The appeal, and three others filed by Russian interests over the results, ensured that a dispute that had already raged for nearly two years will now be prolonged – complicating the awarding of medals to any skater until it is finally resolved.
The Canadians and others claimed that when skating’s governing body, the International Skating Union, cleared the points earned by Ms Valieva from the results, it failed to upgrade the points totals of the athletes who competed against her on the two occasions she took to the ice.
Had he done so, Team Canada would have moved up to third place in the competition, knocking Russia off the podium entirely.
In announcing its intention to appeal earlier this month, skating Canada was at pains to note that it had no objection to the decision to elevate the United States to the gold medal and take Japan to silver from bronze. The federation, Skate Canada, said its only motivation was to ensure “that the rules and regulations are followed consistently and fairly.”
They are not the only team to appeal the ISU decision. The Lausanne-based Court of Arbitration for Sport, which acts as the final arbiter of disputes in world sport, said in a statement on Monday that in addition to the Canadian appeal it had also received three cases backed by Russian interests seeking to overturn the results, and to give Russia the team gold.
The decision to allow Russia to win any medal when it had used an athlete later convicted of doping raised even more questions about Russia’s influence over top sports bodies.
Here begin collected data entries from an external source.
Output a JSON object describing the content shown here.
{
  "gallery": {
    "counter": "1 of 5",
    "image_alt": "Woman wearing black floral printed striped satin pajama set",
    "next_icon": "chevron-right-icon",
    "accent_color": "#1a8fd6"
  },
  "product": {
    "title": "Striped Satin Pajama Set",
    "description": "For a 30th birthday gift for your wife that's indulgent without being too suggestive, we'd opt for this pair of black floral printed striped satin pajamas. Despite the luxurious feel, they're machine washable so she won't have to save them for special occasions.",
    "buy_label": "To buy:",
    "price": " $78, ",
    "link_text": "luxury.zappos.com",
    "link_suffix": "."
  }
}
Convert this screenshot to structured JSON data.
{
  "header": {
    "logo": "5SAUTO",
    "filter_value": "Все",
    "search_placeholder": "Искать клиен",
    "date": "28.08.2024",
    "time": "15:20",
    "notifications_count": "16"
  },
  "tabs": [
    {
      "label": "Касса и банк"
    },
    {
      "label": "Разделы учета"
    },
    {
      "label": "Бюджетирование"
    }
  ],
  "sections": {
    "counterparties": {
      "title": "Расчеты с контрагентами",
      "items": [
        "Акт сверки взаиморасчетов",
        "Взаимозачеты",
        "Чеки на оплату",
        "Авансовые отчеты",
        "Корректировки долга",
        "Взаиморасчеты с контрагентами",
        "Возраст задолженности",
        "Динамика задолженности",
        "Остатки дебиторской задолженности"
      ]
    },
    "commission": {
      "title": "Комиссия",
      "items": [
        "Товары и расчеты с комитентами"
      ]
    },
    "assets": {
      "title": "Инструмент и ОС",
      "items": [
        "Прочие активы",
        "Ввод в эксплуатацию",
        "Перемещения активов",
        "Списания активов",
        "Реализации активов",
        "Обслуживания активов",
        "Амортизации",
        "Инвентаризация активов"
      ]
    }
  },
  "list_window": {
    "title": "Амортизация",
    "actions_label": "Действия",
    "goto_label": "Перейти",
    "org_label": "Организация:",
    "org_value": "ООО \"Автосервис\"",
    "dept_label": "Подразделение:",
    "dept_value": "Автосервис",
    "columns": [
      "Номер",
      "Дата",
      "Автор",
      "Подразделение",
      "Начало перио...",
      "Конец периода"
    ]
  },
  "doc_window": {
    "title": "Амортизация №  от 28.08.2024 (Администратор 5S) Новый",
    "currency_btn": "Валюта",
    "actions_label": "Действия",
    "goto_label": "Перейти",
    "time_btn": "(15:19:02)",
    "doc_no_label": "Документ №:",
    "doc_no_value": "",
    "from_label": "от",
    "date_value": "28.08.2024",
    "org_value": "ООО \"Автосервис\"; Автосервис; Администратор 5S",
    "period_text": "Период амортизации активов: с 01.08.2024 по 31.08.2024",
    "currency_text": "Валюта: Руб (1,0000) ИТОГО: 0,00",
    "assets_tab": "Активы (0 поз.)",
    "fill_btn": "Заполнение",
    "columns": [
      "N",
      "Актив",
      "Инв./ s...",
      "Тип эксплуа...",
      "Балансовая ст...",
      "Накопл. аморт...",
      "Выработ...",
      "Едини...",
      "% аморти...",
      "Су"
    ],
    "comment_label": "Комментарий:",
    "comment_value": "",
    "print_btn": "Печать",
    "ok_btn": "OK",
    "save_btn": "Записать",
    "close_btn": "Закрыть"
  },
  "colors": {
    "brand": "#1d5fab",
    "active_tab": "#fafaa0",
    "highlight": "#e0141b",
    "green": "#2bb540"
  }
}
He also highlighted the failure of world sport to enforce doping rules and punish athletes and countries in a timely manner. On Monday, the court offered no timetable for resolving the four new cases, signaling many more months of uncertainty.
The Valieva case overturned the Beijing Games, leading to emergency late-night hearings about her eligibility and an awkward compromise after the team competition ended: Unsure of who won, the International Olympic Committee chose not to award any medals at the event.
Instead, the podium ceremony was modified, with the teams from Russia, the United States and Japan given flowers and plush toys instead of gold, silver and bronze.
The controversy raises questions not only about cheating and fairness, but also about how an athlete who was just 15 at the time and considered a minor, could have entered into a doping scheme.
Under the intense media glare, Ms. Valieva’s performance slipped after news of her failed test broke months ago during the Games. In court filings, Russian officials later claimed that the banned supplement in her system, a drug used to treat heart disease, had been consumed after her grandfather prepared a strawberry dessert on the same cutting board he had used to crush his drugs .
This excuse was not accepted. And the latest spate of legal actions makes the prospect of a final medal ceremony as remote as ever. While the IOC said last month it was willing to hand over the medals to the athletes who had won them, it had not yet indicated when the medal ceremony would take place for any of the teams involved.